You don’t need to memorize everything about programming tools
Official documentation for programming tools is a great thing also because it allows you to focus on your projects instead of learning hundreds of specific programming commands and functions by heart.
It’s helpful to briefly discover them while watching tutorials, but the only fact you should really remember after such video lessons is that those commands and functions exist, and that you can learn all the details about them from the official documentation when (and if) the time comes.
Read it only when you need it. You’ll learn everything you do have to know about any particular programming tool along the way, using it in your code regularly.
When it comes to programming tools, learning everything by heart doesn’t make sense for several reasons.

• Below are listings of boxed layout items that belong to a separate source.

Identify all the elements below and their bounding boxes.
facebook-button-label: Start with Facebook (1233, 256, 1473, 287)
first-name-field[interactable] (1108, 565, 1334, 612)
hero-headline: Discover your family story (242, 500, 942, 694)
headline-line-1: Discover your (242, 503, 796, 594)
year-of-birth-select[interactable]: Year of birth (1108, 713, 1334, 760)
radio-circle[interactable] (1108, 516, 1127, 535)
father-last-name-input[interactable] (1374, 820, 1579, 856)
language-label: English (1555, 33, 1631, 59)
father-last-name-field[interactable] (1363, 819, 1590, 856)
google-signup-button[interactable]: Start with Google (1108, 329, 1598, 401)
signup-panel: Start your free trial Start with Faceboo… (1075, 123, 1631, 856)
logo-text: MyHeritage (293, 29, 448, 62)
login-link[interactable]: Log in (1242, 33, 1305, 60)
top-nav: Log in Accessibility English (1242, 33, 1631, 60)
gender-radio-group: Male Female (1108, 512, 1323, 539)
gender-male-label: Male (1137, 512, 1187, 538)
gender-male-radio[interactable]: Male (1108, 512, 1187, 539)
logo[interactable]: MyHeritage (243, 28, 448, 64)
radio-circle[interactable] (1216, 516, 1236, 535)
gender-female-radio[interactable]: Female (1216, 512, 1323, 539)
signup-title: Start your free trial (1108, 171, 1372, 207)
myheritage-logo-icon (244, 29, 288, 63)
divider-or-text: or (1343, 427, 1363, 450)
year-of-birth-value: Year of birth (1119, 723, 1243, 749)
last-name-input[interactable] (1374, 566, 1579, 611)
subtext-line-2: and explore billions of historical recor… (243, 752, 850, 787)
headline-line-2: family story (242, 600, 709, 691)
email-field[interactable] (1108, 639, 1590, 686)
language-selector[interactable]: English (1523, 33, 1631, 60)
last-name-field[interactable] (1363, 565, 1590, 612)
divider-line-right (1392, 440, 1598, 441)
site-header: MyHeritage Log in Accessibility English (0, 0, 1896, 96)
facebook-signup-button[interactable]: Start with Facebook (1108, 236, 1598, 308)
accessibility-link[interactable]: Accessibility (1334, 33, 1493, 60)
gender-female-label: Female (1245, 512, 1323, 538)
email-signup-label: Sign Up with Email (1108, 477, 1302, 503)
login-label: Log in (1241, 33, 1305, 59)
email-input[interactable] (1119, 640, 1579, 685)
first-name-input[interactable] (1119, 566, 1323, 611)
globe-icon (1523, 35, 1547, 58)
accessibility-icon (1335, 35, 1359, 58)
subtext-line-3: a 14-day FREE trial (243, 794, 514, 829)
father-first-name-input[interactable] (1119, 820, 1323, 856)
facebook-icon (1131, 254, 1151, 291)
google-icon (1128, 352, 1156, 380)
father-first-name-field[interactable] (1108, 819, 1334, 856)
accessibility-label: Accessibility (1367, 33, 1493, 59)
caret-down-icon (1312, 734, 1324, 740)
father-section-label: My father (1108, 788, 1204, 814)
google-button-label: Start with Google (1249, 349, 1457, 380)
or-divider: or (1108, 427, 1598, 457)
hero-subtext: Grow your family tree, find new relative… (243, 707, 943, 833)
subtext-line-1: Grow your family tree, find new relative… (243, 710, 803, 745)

Firstly, there will likely be so many tools you’ll need to use in your work that it will be simply impossible to keep everything in mind.
If you want to learn everything perfectly before using it, you’ll stick in a never-ending learning marathon (also known as “tutorial hell”), and simply won’t have time to write code for real projects. This would be nothing but another one form of procrastination.
Secondly, while programming languages are more or less “frozen” in terms of their changes (they can easily exist for decades without a slightest alteration), programming tools are being constantly developed and changed by their creators. What worked a year ago might not work today after you upgraded to the newest version of the tool, and the easiest way to find out how it works now is to read official documentation.
Also, many programming tools quickly become obsolete while the new ones emerge and become a new standard, and this happens not that rarely. This makes even more obvious that the idea of learning everything about programming tools by heart is not worth it.